Another key benefit of adopting a data lake is that it makes it easier for organizations to train and deploy more accurate machine learning and artificial intelligence (AI) models. AI and machine learning technology – including Python – thrives on large, diverse datasets, and a data lake serves as a powerful foundation to support the training of new algorithms for these technologies.
For an even more detailed explanation on the key benefits of data lake and how it differs from a data warehouse, review the table below, originally published by Amazon:
By housing a data lake, healthcare enterprises have the power to not just accommodate disparate data sets but also craft strategic tools, like analytics and insight sharing with payers and providers through a well-configured data mart. Looking into the future, health systems and enterprises have tremendous potential for staying highly cost effective while also reliably processing large chunks of data in real time, accelerating query processing and building a population health management model on its own accord.

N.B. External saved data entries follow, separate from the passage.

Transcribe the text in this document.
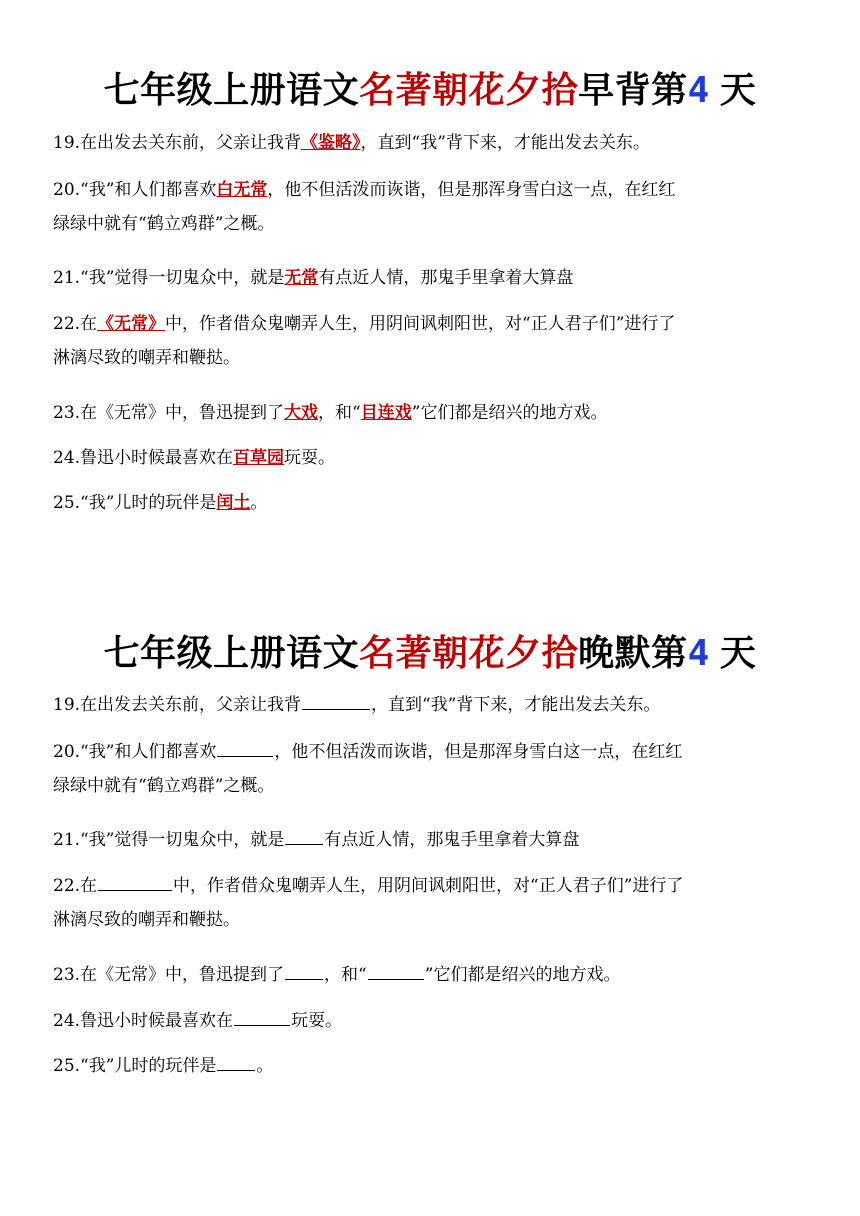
七年级上册语文名著朝花夕拾早背第4 天
19.在出发去关东前，父亲让我背《鉴略》，直到“我”背下来，才能出发去关东。
20.“我”和人们都喜欢白无常，他不但活泼而诙谐，但是那浑身雪白这一点，在红红
绿绿中就有“鹤立鸡群”之概。
21.“我”觉得一切鬼众中，就是无常有点近人情，那鬼手里拿着大算盘
22.在《无常》中，作者借众鬼嘲弄人生，用阴间讽刺阳世，对“正人君子们”进行了
淋漓尽致的嘲弄和鞭挞。
23.在《无常》中，鲁迅提到了大戏，和“目连戏”它们都是绍兴的地方戏。
24.鲁迅小时候最喜欢在百草园玩耍。
25.“我”儿时的玩伴是闰土。
七年级上册语文名著朝花夕拾晚默第4 天
19.在出发去关东前，父亲让我背	，直到“我”背下来，才能出发去关东。
20.“我”和人们都喜欢	，他不但活泼而诙谐，但是那浑身雪白这一点，在红红
绿绿中就有“鹤立鸡群”之概。
21.“我”觉得一切鬼众中，就是 有点近人情，那鬼手里拿着大算盘
22.在	中，作者借众鬼嘲弄人生，用阴间讽刺阳世，对“正人君子们”进行了
淋漓尽致的嘲弄和鞭挞。
23.在《无常》中，鲁迅提到了 ，和“	”它们都是绍兴的地方戏。
24.鲁迅小时候最喜欢在	玩耍。
25.“我”儿时的玩伴是 。
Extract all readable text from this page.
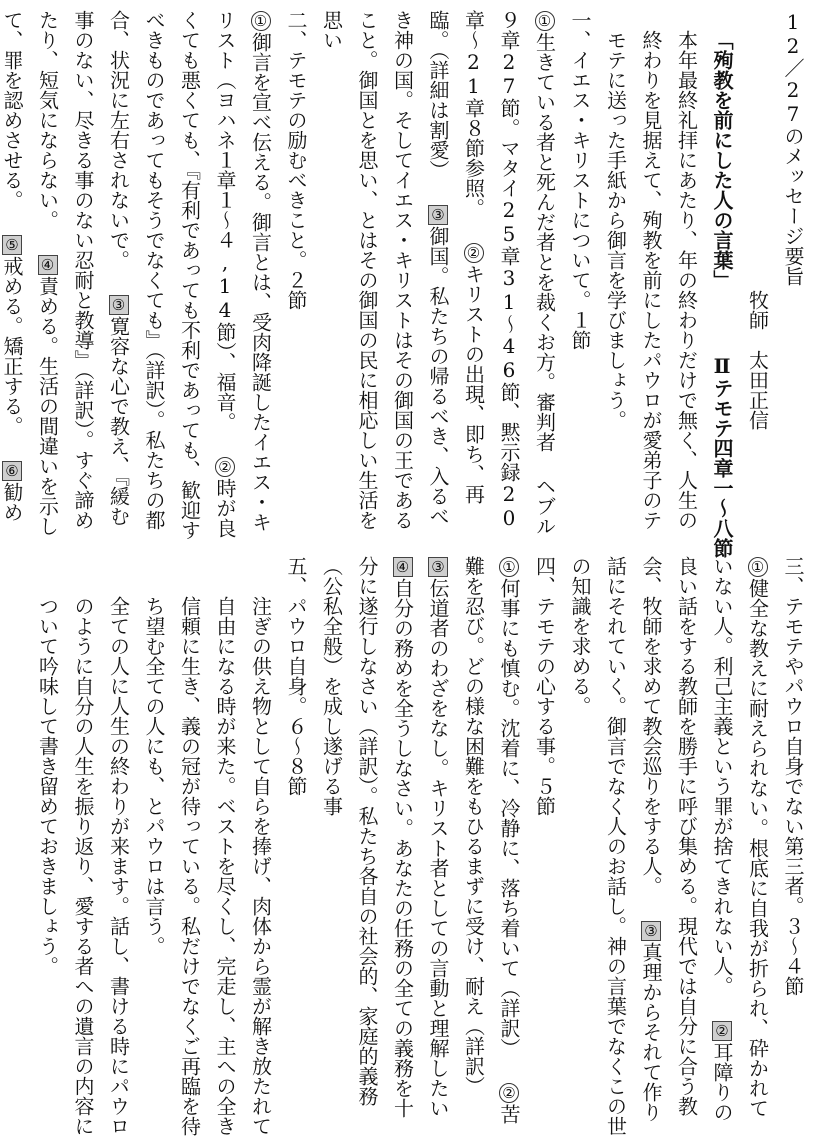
12／27のメッセージ要旨
牧師　太田正信
「殉教を前にした人の言葉」 Ⅱテモテ四章一〜八節
本年最終礼拝にあたり、年の終わりだけで無く、人生の終わりを見据えて、殉教を前にしたパウロが愛弟子のテモテに送った手紙から御言を学びましょう。
一、イエス・キリストについて。１節
①生きている者と死んだ者とを裁くお方。審判者 ヘブル９章27節。マタイ25章31〜46節、黙示録20章〜21章８節参照。 ②キリストの出現、即ち、再臨。（詳細は割愛） ③御国。私たちの帰るべき、入るべき神の国。そしてイエス・キリストはその御国の王であること。御国とを思い、とはその御国の民に相応しい生活を思い
二、テモテの励むべきこと。２節
①御言を宣べ伝える。御言とは、受肉降誕したイエス・キリスト（ヨハネ１章１〜４,14節）、福音。 ②時が良くても悪くても、『有利であっても不利であっても、歓迎すべきものであってもそうでなくても』（詳訳）。私たちの都合、状況に左右されないで。 ③寛容な心で教え、『緩む事のない、尽きる事のない忍耐と教導』（詳訳）。すぐ諦めたり、短気にならない。 ④責める。生活の間違いを示して、罪を認めさせる。 ⑤戒める。矯正する。 ⑥勧め
三、テモテやパウロ自身でない第三者。３〜４節
①健全な教えに耐えられない。根底に自我が折られ、砕かれていない人。利己主義という罪が捨てきれない人。 ②耳障りの良い話をする教師を勝手に呼び集める。現代では自分に合う教会、牧師を求めて教会巡りをする人。 ③真理からそれて作り話にそれていく。御言でなく人のお話し。神の言葉でなくこの世の知識を求める。
四、テモテの心する事。５節
①何事にも慎む。沈着に、冷静に、落ち着いて（詳訳） ②苦難を忍び。どの様な困難をもひるまずに受け、耐え（詳訳） ③伝道者のわざをなし。キリスト者としての言動と理解したい ④自分の務めを全うしなさい。あなたの任務の全ての義務を十分に遂行しなさい（詳訳）。私たち各自の社会的、家庭的義務（公私全般）を成し遂げる事
五、パウロ自身。６〜８節
注ぎの供え物として自らを捧げ、肉体から霊が解き放たれて自由になる時が来た。ベストを尽くし、完走し、主への全き信頼に生き、義の冠が待っている。私だけでなくご再臨を待ち望む全ての人にも、とパウロは言う。
全ての人に人生の終わりが来ます。話し、書ける時にパウロのように自分の人生を振り返り、愛する者への遺言の内容について吟味して書き留めておきましょう。
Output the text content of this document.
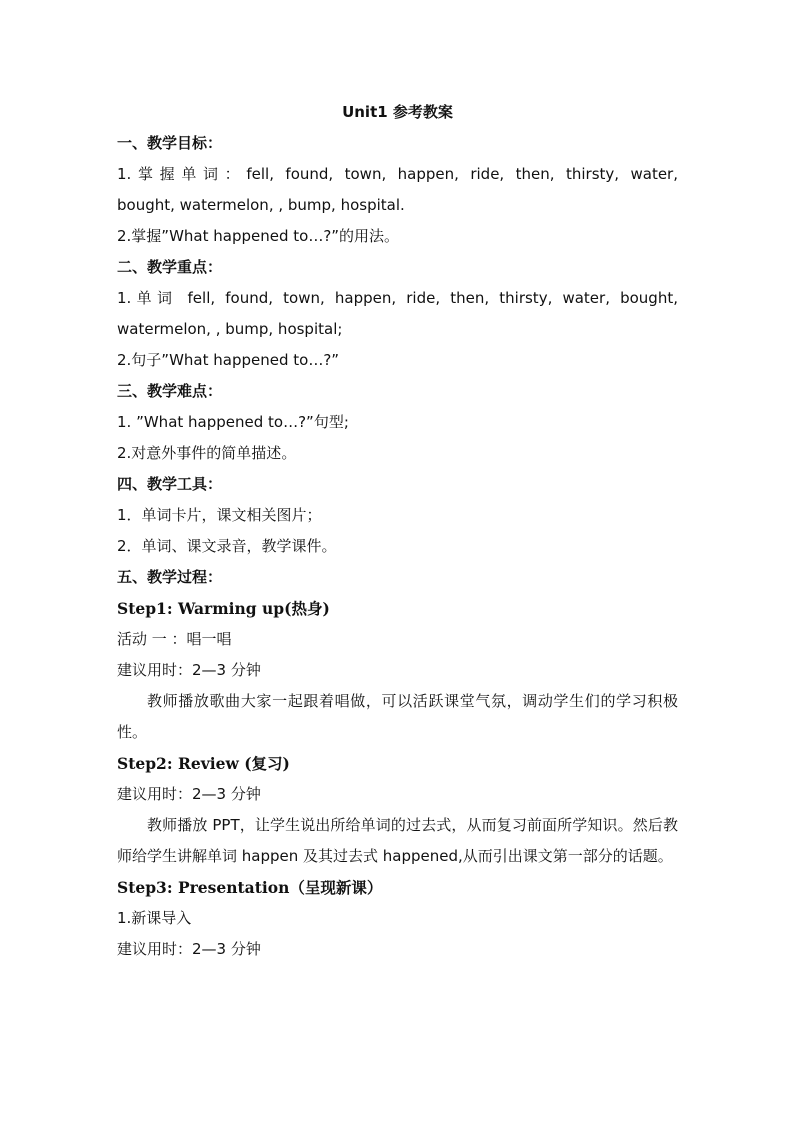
Unit1 参考教案

一、教学目标：

1.掌握单词：fell, found, town, happen, ride, then, thirsty, water,

bought, watermelon, , bump, hospital.

2.掌握”What happened to…?”的用法。

二、教学重点：

1.单词 fell, found, town, happen, ride, then, thirsty, water, bought,

watermelon, , bump, hospital;

2.句子”What happened to…?”

三、教学难点：

1. ”What happened to…?”句型;

2.对意外事件的简单描述。

四、教学工具：

1．单词卡片，课文相关图片；

2．单词、课文录音，教学课件。

五、教学过程：

Step1: Warming up(热身)

活动 一 ：唱一唱

建议用时：2—3 分钟

教师播放歌曲大家一起跟着唱做，可以活跃课堂气氛，调动学生们的学习积极性。

Step2: Review (复习)

建议用时：2—3 分钟

教师播放 PPT，让学生说出所给单词的过去式，从而复习前面所学知识。然后教师给学生讲解单词 happen 及其过去式 happened,从而引出课文第一部分的话题。

Step3: Presentation（呈现新课）

1.新课导入

建议用时：2—3 分钟
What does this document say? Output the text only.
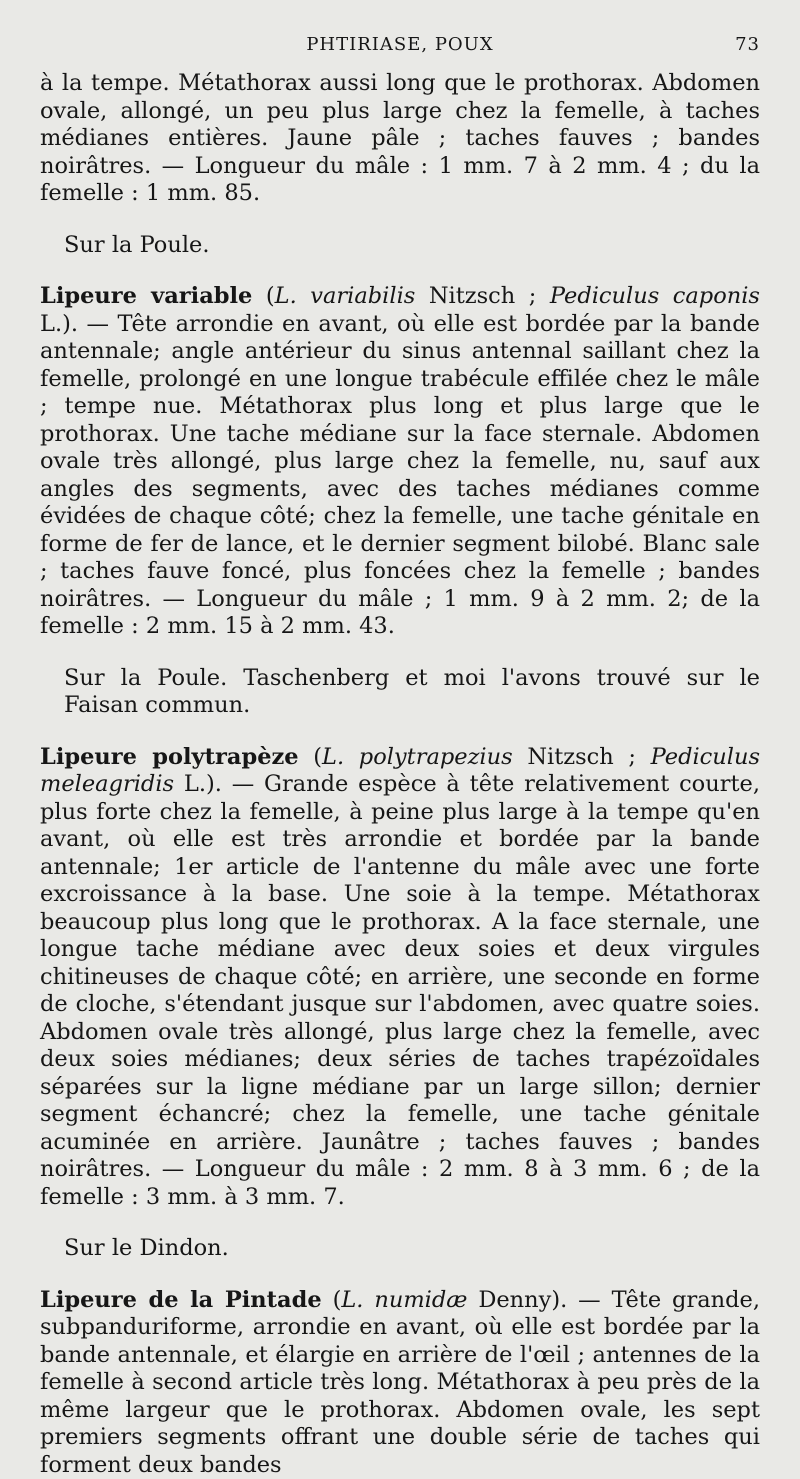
PHTIRIASE, POUX	73

à la tempe. Métathorax aussi long que le prothorax. Abdomen ovale, allongé, un peu plus large chez la femelle, à taches médianes entières. Jaune pâle ; taches fauves ; bandes noirâtres. — Longueur du mâle : 1 mm. 7 à 2 mm. 4 ; du la femelle : 1 mm. 85.

Sur la Poule.

Lipeure variable (L. variabilis Nitzsch ; Pediculus caponis L.). — Tête arrondie en avant, où elle est bordée par la bande antennale; angle antérieur du sinus antennal saillant chez la femelle, prolongé en une longue trabécule effilée chez le mâle ; tempe nue. Métathorax plus long et plus large que le prothorax. Une tache médiane sur la face sternale. Abdomen ovale très allongé, plus large chez la femelle, nu, sauf aux angles des segments, avec des taches médianes comme évidées de chaque côté; chez la femelle, une tache génitale en forme de fer de lance, et le dernier segment bilobé. Blanc sale ; taches fauve foncé, plus foncées chez la femelle ; bandes noirâtres. — Longueur du mâle ; 1 mm. 9 à 2 mm. 2; de la femelle : 2 mm. 15 à 2 mm. 43.

Sur la Poule. Taschenberg et moi l'avons trouvé sur le Faisan commun.

Lipeure polytrapèze (L. polytrapezius Nitzsch ; Pediculus meleagridis L.). — Grande espèce à tête relativement courte, plus forte chez la femelle, à peine plus large à la tempe qu'en avant, où elle est très arrondie et bordée par la bande antennale; 1er article de l'antenne du mâle avec une forte excroissance à la base. Une soie à la tempe. Métathorax beaucoup plus long que le prothorax. A la face sternale, une longue tache médiane avec deux soies et deux virgules chitineuses de chaque côté; en arrière, une seconde en forme de cloche, s'étendant jusque sur l'abdomen, avec quatre soies. Abdomen ovale très allongé, plus large chez la femelle, avec deux soies médianes; deux séries de taches trapézoïdales séparées sur la ligne médiane par un large sillon; dernier segment échancré; chez la femelle, une tache génitale acuminée en arrière. Jaunâtre ; taches fauves ; bandes noirâtres. — Longueur du mâle : 2 mm. 8 à 3 mm. 6 ; de la femelle : 3 mm. à 3 mm. 7.

Sur le Dindon.

Lipeure de la Pintade (L. numidæ Denny). — Tête grande, subpanduriforme, arrondie en avant, où elle est bordée par la bande antennale, et élargie en arrière de l'œil ; antennes de la femelle à second article très long. Métathorax à peu près de la même largeur que le prothorax. Abdomen ovale, les sept premiers segments offrant une double série de taches qui forment deux bandes
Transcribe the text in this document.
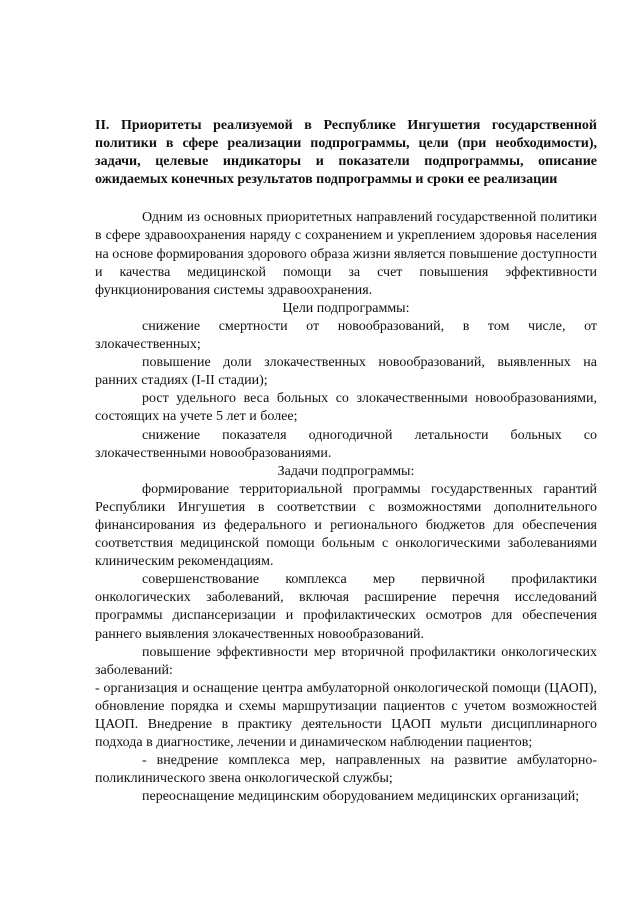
II. Приоритеты реализуемой в Республике Ингушетия государственной политики в сфере реализации подпрограммы, цели (при необходимости), задачи, целевые индикаторы и показатели подпрограммы, описание ожидаемых конечных результатов подпрограммы и сроки ее реализации

Одним из основных приоритетных направлений государственной политики в сфере здравоохранения наряду с сохранением и укреплением здоровья населения на основе формирования здорового образа жизни является повышение доступности и качества медицинской помощи за счет повышения эффективности функционирования системы здравоохранения.

Цели подпрограммы:

снижение смертности от новообразований, в том числе, от злокачественных;

повышение доли злокачественных новообразований, выявленных на ранних стадиях (I-II стадии);

рост удельного веса больных со злокачественными новообразованиями, состоящих на учете 5 лет и более;

снижение показателя одногодичной летальности больных со злокачественными новообразованиями.

Задачи подпрограммы:

формирование территориальной программы государственных гарантий Республики Ингушетия в соответствии с возможностями дополнительного финансирования из федерального и регионального бюджетов для обеспечения соответствия медицинской помощи больным с онкологическими заболеваниями клиническим рекомендациям.

совершенствование комплекса мер первичной профилактики онкологических заболеваний, включая расширение перечня исследований программы диспансеризации и профилактических осмотров для обеспечения раннего выявления злокачественных новообразований.

повышение эффективности мер вторичной профилактики онкологических заболеваний:

- организация и оснащение центра амбулаторной онкологической помощи (ЦАОП), обновление порядка и схемы маршрутизации пациентов с учетом возможностей ЦАОП. Внедрение в практику деятельности ЦАОП мульти дисциплинарного подхода в диагностике, лечении и динамическом наблюдении пациентов;

- внедрение комплекса мер, направленных на развитие амбулаторно-поликлинического звена онкологической службы;

переоснащение медицинским оборудованием медицинских организаций;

While one of the greatest appeals of a data lake is its ability to accept unstructured data and break down silos, the tradeoff of is having large amounts of data that is of no value to its users because the data lake has become a swamp and users are unable to access the information they need. With no constraints on where data in a data lake originates and no regulation on what is done with that data once it is ingested into the data lake, how can you ensure that quality data is being ingested into the repository?
Metadata tags: Organizations should consider the use of metadata tagging to add some level of organization to what’s ingested to make it easier for data lake users to find relevant data queries and analysis.
Catalog: Providing a catalog that makes data visible and accessible to all data lake stakeholders can mitigate future challenges with the data lake.
Parameters: To avoid your data lake from transforming into a data swamp, detailed parameters around what kind of data and how much data resides in the lake should be set.
Data governance: Establishing data governance – who handles the data, where the data resides and how long the data is retained – is vital to the success of a data lake. This concept of data provenance will continue to grow as more disparate data sets are merged, de-duplicated and consumed for downstream activities – especially critical when treatment decisions are made on such data insights.
There is a great deal of buzz around data lake – especially in the healthcare industry – but given the complexity of technological requirements and architecture necessary to support a data lake, organizations are taking their time to complete the appropriate due diligence.
For the companies that are interested in developing a data lake solution, the first step is to adopt the necessary data architectures. This means leveraging the cloud for data lake architectures, which means a financial investment to build a data repository. While this tends to be a large undertaking and a financial investment for most organizations, the ROI is worth it in the long term.
Data lakes will continue to add value to organizations by breaking down data silos and empowering users with actionable insights to allow them to make data-driven clinical and quality decisions that contribute to measurable impact for members and the economic performance of the health plan.